Another knock answered.

I sighed, cursing myself if not my predicament, as I abandoned my comics and worked my way back up the stairs. When I got to the top of the stairs, I was able to spy from my little fish-eyed lens behind the door a man. A man with thick, black horn-rimmed glasses. A man smoking what appeared to be a corn-cob pipe. A man in a really awful, loud tweed business jacket.

My rival? I wondered. Well, show me my rival.
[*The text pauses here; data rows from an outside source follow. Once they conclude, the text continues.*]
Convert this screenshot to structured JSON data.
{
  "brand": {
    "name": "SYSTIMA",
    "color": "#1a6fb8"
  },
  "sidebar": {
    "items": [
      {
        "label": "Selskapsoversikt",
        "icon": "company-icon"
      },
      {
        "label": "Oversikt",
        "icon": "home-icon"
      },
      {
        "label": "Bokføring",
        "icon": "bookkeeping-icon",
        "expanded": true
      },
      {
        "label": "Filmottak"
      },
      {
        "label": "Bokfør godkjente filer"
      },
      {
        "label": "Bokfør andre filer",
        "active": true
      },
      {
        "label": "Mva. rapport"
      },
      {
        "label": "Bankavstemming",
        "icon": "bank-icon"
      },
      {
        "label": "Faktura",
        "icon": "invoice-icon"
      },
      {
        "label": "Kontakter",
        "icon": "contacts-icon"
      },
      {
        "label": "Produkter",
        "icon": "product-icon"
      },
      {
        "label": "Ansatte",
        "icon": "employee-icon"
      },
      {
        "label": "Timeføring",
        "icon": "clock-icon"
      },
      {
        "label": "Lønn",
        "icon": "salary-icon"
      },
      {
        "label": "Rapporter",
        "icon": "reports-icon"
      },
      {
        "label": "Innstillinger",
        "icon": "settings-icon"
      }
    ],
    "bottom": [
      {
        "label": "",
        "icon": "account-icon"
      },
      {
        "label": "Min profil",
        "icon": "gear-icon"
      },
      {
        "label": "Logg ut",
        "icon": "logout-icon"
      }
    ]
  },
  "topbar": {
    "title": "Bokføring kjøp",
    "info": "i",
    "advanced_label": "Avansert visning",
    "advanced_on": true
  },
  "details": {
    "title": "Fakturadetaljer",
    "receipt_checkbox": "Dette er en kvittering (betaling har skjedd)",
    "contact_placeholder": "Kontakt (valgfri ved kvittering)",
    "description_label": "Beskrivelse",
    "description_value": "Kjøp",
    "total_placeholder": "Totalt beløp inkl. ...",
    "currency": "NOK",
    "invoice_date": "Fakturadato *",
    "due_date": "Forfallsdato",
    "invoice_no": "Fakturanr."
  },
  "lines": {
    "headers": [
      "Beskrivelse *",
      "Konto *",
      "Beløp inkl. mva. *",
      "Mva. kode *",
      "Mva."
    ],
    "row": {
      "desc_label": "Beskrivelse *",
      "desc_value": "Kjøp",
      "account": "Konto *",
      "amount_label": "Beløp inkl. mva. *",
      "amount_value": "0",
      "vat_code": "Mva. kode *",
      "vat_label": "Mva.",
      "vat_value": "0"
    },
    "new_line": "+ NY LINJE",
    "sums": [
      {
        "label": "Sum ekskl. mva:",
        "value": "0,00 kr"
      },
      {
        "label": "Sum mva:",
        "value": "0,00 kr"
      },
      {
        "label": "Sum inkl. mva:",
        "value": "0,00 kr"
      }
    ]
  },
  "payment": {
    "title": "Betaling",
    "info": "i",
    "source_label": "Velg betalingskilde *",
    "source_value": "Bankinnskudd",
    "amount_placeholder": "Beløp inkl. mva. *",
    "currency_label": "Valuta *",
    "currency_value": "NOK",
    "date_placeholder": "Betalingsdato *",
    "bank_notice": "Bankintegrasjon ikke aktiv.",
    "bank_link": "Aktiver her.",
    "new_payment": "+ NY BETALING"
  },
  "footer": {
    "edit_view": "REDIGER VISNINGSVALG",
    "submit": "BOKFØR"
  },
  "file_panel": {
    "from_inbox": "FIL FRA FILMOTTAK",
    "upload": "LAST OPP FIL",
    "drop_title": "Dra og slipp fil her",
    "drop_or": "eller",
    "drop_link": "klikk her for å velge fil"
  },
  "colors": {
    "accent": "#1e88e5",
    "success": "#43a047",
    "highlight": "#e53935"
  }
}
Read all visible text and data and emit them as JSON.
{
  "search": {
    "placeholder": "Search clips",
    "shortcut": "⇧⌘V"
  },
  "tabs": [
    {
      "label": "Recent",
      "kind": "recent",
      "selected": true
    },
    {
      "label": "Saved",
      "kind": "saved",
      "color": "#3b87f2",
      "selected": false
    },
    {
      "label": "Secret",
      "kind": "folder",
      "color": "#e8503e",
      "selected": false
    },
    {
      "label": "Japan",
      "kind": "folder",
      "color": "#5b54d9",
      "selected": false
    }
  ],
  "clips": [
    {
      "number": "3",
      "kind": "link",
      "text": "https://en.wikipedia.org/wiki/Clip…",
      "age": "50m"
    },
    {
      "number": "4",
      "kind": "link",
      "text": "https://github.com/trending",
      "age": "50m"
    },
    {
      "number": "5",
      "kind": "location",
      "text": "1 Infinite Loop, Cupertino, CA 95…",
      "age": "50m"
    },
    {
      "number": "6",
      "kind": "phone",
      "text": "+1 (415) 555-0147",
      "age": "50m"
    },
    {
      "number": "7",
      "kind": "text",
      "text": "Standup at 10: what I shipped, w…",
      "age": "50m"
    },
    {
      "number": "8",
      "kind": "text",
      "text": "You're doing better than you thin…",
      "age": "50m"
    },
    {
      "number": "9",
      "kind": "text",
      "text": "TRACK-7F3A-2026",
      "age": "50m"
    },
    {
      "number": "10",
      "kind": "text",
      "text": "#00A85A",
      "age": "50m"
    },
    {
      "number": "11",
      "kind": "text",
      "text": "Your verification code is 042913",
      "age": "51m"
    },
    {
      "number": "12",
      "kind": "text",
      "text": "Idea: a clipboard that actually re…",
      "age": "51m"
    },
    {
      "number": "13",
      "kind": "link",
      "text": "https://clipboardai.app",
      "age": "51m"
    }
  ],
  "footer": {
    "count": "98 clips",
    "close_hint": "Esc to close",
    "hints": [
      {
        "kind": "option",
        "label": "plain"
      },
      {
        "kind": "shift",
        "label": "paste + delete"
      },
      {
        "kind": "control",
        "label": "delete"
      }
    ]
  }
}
I turned the doorknob to the right, swung the gate into my lair open and pounced on the man with right fist extended. My goal? Take down my bully, my own personal villain that I knew as … .

11

The guy I lunged at turned out to be my car insurance agent. I’m not lying about any of this. The bastard, despite our troubles in the parking lot, was obviously trying to rook me into buying some kind of new policy. All I got for my trouble was a pulled muscle in my right leg, not to mention needless worry about the dude — who fled the scene frightened out of his wits without saying a word — snitching to the cops on me.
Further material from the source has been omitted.